The tale of a dramatic rescue by ferry workers off the bulkhead in Battery Park City in the Broadsheet: “A few days before the Christmas holidays, a distraught woman climbed onto the seawall next to the Battery Park City Ferry Terminal (near Vesey Street and the Esplanade) shortly after 9:30 p.m. and began screaming. The woman (whose named has not been released) was spotted by the crew of the NY Waterway ferry, as it approached the dock.”

Tribeca takes #1 in Property Shark’s list of top 50 most expensive neighborhoods, crushing the competition from Soho.



  1. “The head of the commission to close Rikers said the buildings proposed for Worth Street as part of the plan are too big and out of scale with the neighborhood.”

    The cynic in me speculates that this is all part of the long game by the powers that be. First: propose something truly outrageous, sure to set the community in a righteous uproar. Then gradually scale back, in phases, to somewhat less outrageous options, which at that point start to seem like reasonable “compromises” by the powers, and “victories” of people power. Gradually exhaust the community protesters at the same time. In the end, get exactly what you actually wanted. The community is stuck with the boondoggle, the jail/prison system doesn’t get any real reform, the taxpayer foots the $20 billion bill, and someone somewhere upgrades their McMansion.

    Or maybe not, and everyone is really just acting out of benevolent interest in the good of society.

    • Cynics unite.

    • @ Marcus
      I am an original Tribeca resident (40 years) who has held senior positions at two major NYC government agencies. What you describe is not the way government operates. It has neither the staff nor the resources to waste time putting out fake proposals nor would the oversight agencies allow it.

      The City has a problem at Rikers and is looking for solutions. Other than putting it somewhere – anywhere – else, how do you propose that they solve it? Hint: a real solution would be to reform NYS’s horrific bail laws that keep the poor incarcerated for years because they can’t pay. And to stop bad arrests. Things like that would reduce the size proposed replacements really quickly. Would you actively work to support them?

      I have read your comments, and those of other residents, for a long time. This community opposes any type of criminal justice project – were you around for the hysteria over the Summons Court? People of color arrested for nonsense crimes and the community worked about the women! The children!

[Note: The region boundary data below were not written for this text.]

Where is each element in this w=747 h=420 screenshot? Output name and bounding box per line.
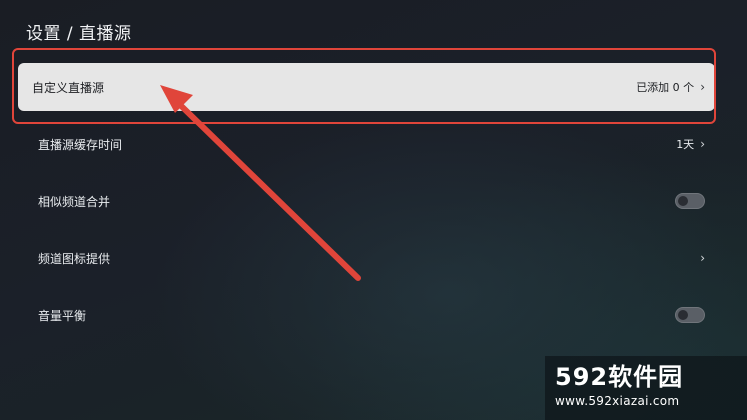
custom-live-source-row[interactable]: 自定义直播源 已添加 0 个 › (18, 63, 715, 111)
watermark-url: www.592xiazai.com (555, 394, 680, 408)
row-label: 频道图标提供 (38, 251, 111, 266)
similar-channel-merge-row[interactable]: 相似频道合并 (18, 177, 715, 225)
row-value: 已添加 0 个 (636, 81, 695, 94)
volume-balance-row[interactable]: 音量平衡 (18, 291, 715, 339)
chevron-right-icon: › (700, 137, 705, 151)
live-source-cache-time-row[interactable]: 直播源缓存时间 1天 › (18, 120, 715, 168)
similar-channel-merge-toggle[interactable] (675, 193, 705, 209)
channel-icon-provider-row[interactable]: 频道图标提供 › (18, 234, 715, 282)
row-label: 直播源缓存时间 (38, 137, 123, 152)
row-label: 自定义直播源 (32, 80, 105, 95)
chevron-right-icon: › (700, 251, 705, 265)
row-label: 音量平衡 (38, 308, 87, 323)
row-value: 1天 (676, 138, 695, 151)
breadcrumb: 设置 / 直播源 (26, 24, 132, 44)
volume-balance-toggle[interactable] (675, 307, 705, 323)
row-label: 相似频道合并 (38, 194, 111, 209)
watermark-logo: 592软件园 www.592xiazai.com (545, 356, 747, 420)
settings-list: 自定义直播源 已添加 0 个 › 直播源缓存时间 1天 › 相似频道合并 频道图… (18, 63, 715, 348)
chevron-right-icon: › (700, 80, 705, 94)
watermark-brand: 592软件园 (555, 363, 684, 391)
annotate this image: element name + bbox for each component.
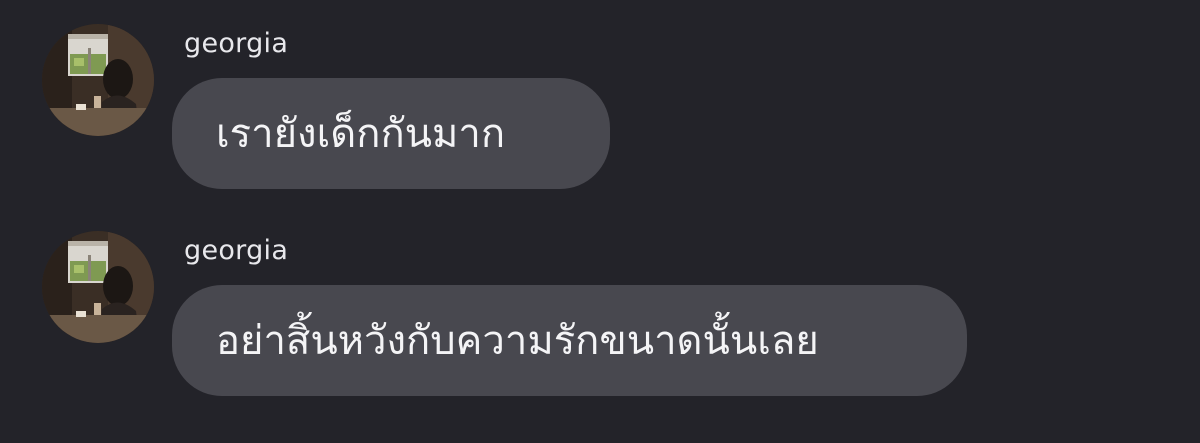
- sender-name: georgia: [184, 235, 289, 266]
- message-text: เรายังเด็กกันมาก: [216, 110, 506, 157]
- profile-photo-icon: [42, 231, 154, 343]
- sender-name: georgia: [184, 28, 289, 59]
- profile-photo-icon: [42, 24, 154, 136]
- message-bubble[interactable]: เรายังเด็กกันมาก: [172, 78, 610, 189]
- avatar[interactable]: [42, 24, 154, 136]
- message-text: อย่าสิ้นหวังกับความรักขนาดนั้นเลย: [216, 317, 819, 364]
- avatar[interactable]: [42, 231, 154, 343]
- message-bubble[interactable]: อย่าสิ้นหวังกับความรักขนาดนั้นเลย: [172, 285, 967, 396]
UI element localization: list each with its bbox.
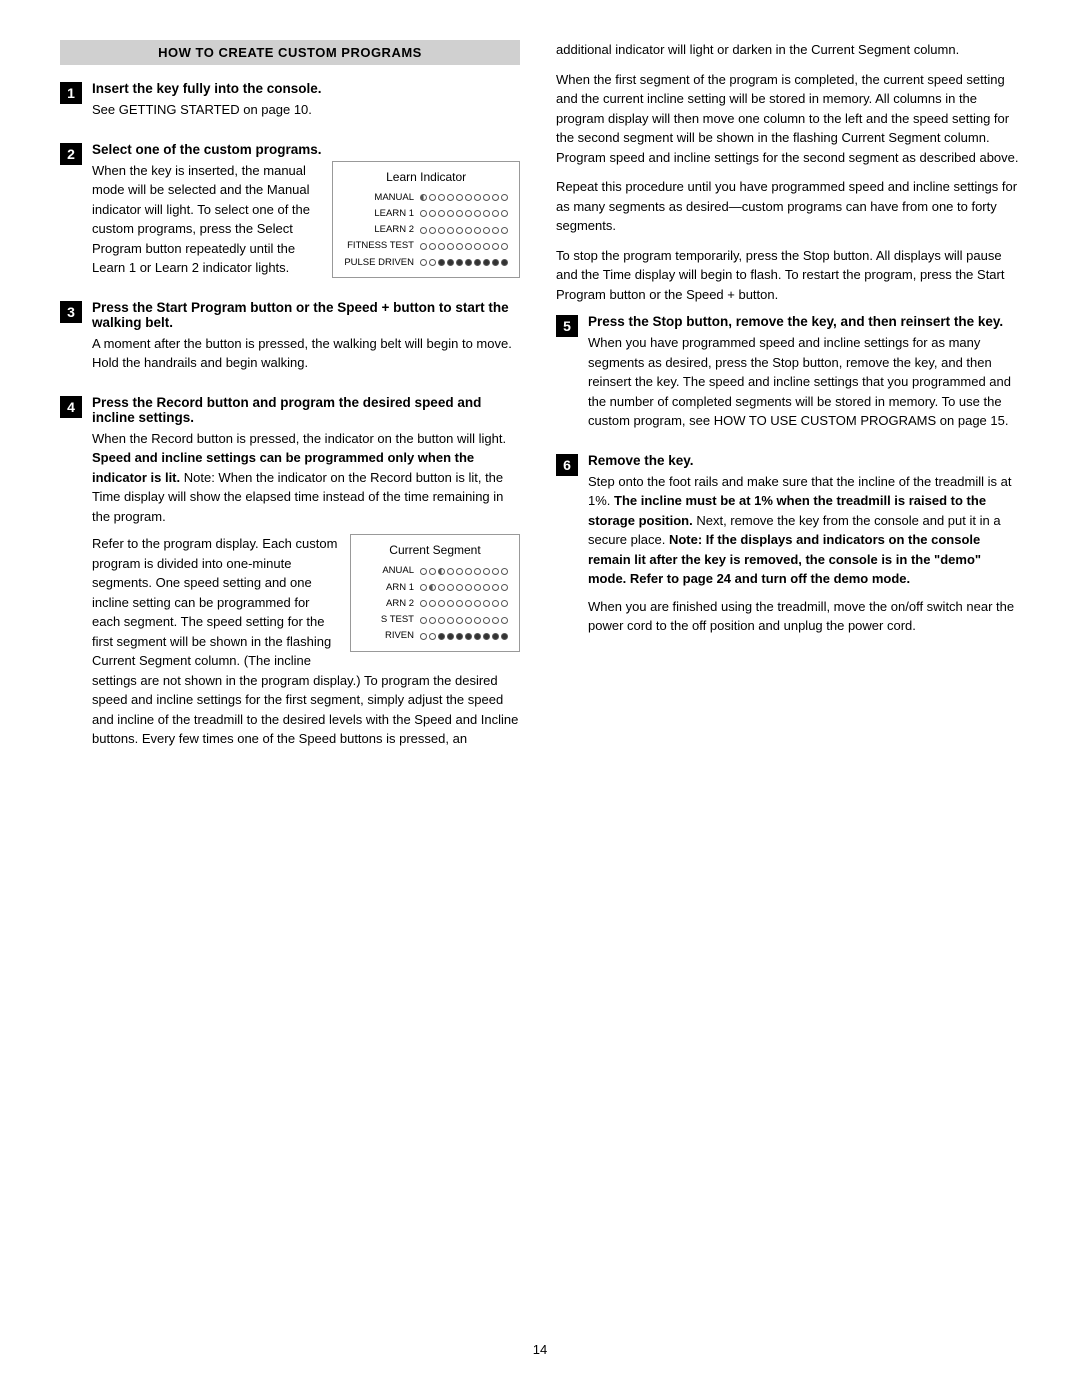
step-1: 1 Insert the key fully into the console.… (60, 81, 520, 128)
current-segment-title: Current Segment (359, 541, 511, 559)
step-5-content: When you have programmed speed and incli… (588, 333, 1020, 431)
right-column: additional indicator will light or darke… (556, 40, 1020, 1318)
step-6-content: Step onto the foot rails and make sure t… (588, 472, 1020, 636)
step-5-body: Press the Stop button, remove the key, a… (588, 314, 1020, 439)
step-6-number: 6 (556, 454, 578, 476)
current-segment-table: ANUALARN 1ARN 2S TESTRIVEN (359, 563, 511, 644)
right-para-3: To stop the program temporarily, press t… (556, 246, 1020, 305)
right-para-0: additional indicator will light or darke… (556, 40, 1020, 60)
step-2: 2 Select one of the custom programs. Lea… (60, 142, 520, 286)
step-5: 5 Press the Stop button, remove the key,… (556, 314, 1020, 439)
learn-indicator-figure: Learn Indicator MANUALLEARN 1LEARN 2FITN… (332, 161, 520, 278)
step-4-para-0: When the Record button is pressed, the i… (92, 429, 520, 527)
step-2-title: Select one of the custom programs. (92, 142, 520, 157)
step-3-number: 3 (60, 301, 82, 323)
section-header: HOW TO CREATE CUSTOM PROGRAMS (60, 40, 520, 65)
step-1-content: See GETTING STARTED on page 10. (92, 100, 520, 120)
step-5-title: Press the Stop button, remove the key, a… (588, 314, 1020, 329)
step-5-number: 5 (556, 315, 578, 337)
step-4-title: Press the Record button and program the … (92, 395, 520, 425)
step-1-para-0: See GETTING STARTED on page 10. (92, 100, 520, 120)
step-3: 3 Press the Start Program button or the … (60, 300, 520, 381)
step-4-content: When the Record button is pressed, the i… (92, 429, 520, 749)
step-5-para-0: When you have programmed speed and incli… (588, 333, 1020, 431)
step-6-para-0: Step onto the foot rails and make sure t… (588, 472, 1020, 589)
right-para-2: Repeat this procedure until you have pro… (556, 177, 1020, 236)
step-4-number: 4 (60, 396, 82, 418)
step-6-title: Remove the key. (588, 453, 1020, 468)
step-2-body: Select one of the custom programs. Learn… (92, 142, 520, 286)
step-6-body: Remove the key. Step onto the foot rails… (588, 453, 1020, 644)
step-3-para-0: A moment after the button is pressed, th… (92, 334, 520, 373)
step-4-body: Press the Record button and program the … (92, 395, 520, 757)
step-1-title: Insert the key fully into the console. (92, 81, 520, 96)
right-para-1: When the first segment of the program is… (556, 70, 1020, 168)
learn-indicator-table: MANUALLEARN 1LEARN 2FITNESS TESTPULSE DR… (341, 190, 511, 271)
step-1-number: 1 (60, 82, 82, 104)
learn-indicator-title: Learn Indicator (341, 168, 511, 186)
left-column: HOW TO CREATE CUSTOM PROGRAMS 1 Insert t… (60, 40, 520, 1318)
step-4: 4 Press the Record button and program th… (60, 395, 520, 757)
step-3-content: A moment after the button is pressed, th… (92, 334, 520, 373)
step-3-title: Press the Start Program button or the Sp… (92, 300, 520, 330)
page-number: 14 (60, 1342, 1020, 1357)
page: HOW TO CREATE CUSTOM PROGRAMS 1 Insert t… (0, 0, 1080, 1397)
step-2-number: 2 (60, 143, 82, 165)
step-1-body: Insert the key fully into the console. S… (92, 81, 520, 128)
step-3-body: Press the Start Program button or the Sp… (92, 300, 520, 381)
step-6-para-1: When you are finished using the treadmil… (588, 597, 1020, 636)
step-6: 6 Remove the key. Step onto the foot rai… (556, 453, 1020, 644)
current-segment-figure: Current Segment ANUALARN 1ARN 2S TESTRIV… (350, 534, 520, 651)
step-2-content: Learn Indicator MANUALLEARN 1LEARN 2FITN… (92, 161, 520, 286)
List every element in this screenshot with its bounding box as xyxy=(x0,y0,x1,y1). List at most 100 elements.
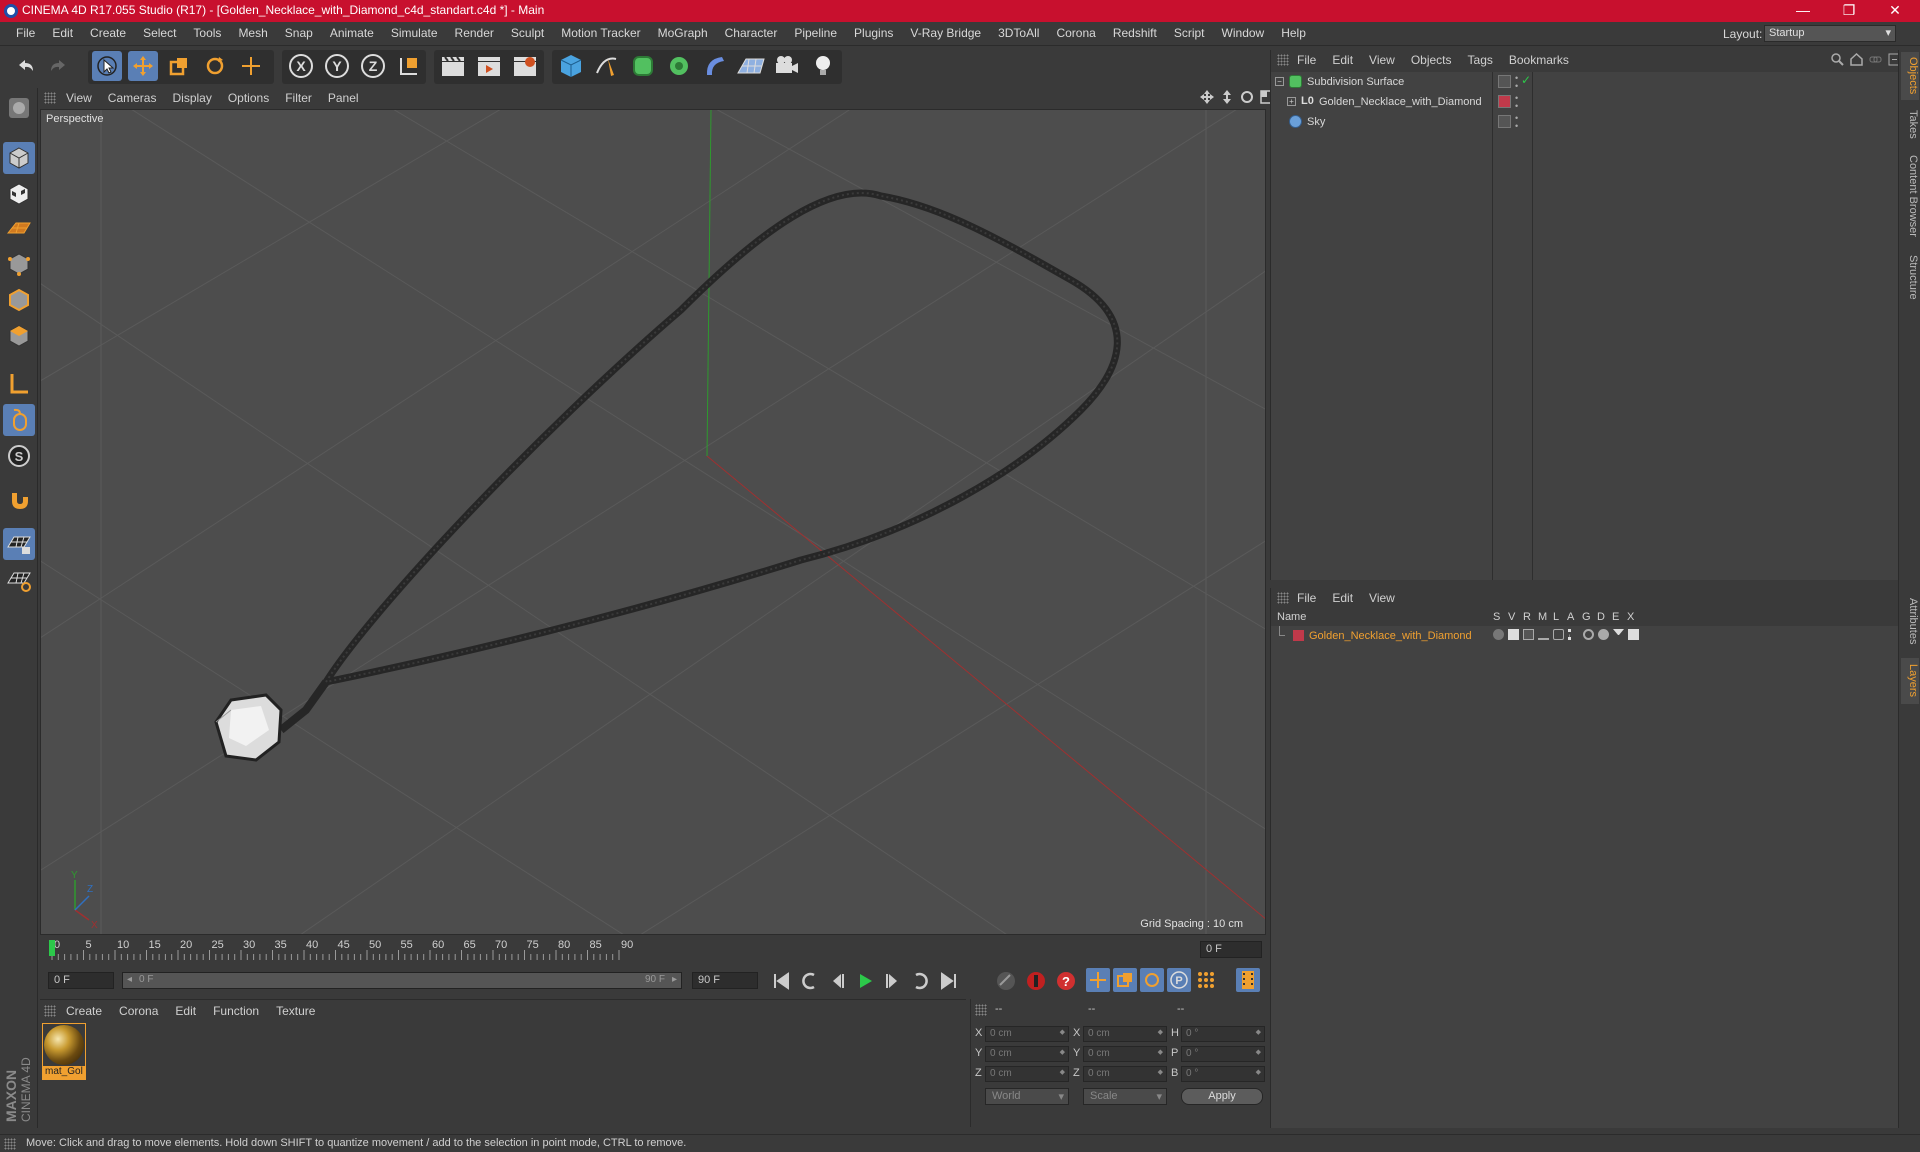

      • Warren Wilhelm, is that you?

      • Thank you for the reply, A.

        Not necessarily a “fake proposal”, but a fairly common negotiating tactic, to ask for far more than you know you can get, then negotiating down. Anyway, I hope you are right that the powers that be are operating properly.

        Regardless, the questions remain: Where is the evidence that moving from Rikers to these local sites will resolve the issues you mention, and others?

        I don’t claim to know what the answer is for justice reform, but it doesn’t sound like this is it. Similarly, reducing the inmate population can happen at Rikers as well as at new sites. Those reforms and the reduction of inmate population seem to be separate issues from closing Rikers and opening local sites.

        See here, for example:

      • A.
        White Street already has the Tombs, which considering its location, is of considerable size for the neighborhood. There is already constant traffic, both foot and vehicle, and the proposed increase would make Canal Street’s already terrible traffic impassible. I so concur with you that logical prison reform in addition to the inevitable decriminalization of marijuana would do a great deal to help reduce the City’s prison population and backlog.
        For the residents of Chinatown and Northern Tribeca DeBlasio’s “prison reform” plan is a cruel joke. It should be no surprise that his plans free up a huge swath of land to develop. Remember his whole “Save the Horses” in Central Park, whose stables coincidently happed to occupy a nice chunk of land developers were salivating over?
        Our dear Mayor is taking a real issue and twisting it to make more money for his develop backers and that is the sad truth. Maybe he does belong in Washington with the other sellouts, like he believes he does.

  2. so awful to think that this ridiculous government shut down is hurting businesses in our neighborhood. Thanks for reporting on this story and helping make us aware of what’s going on right around us.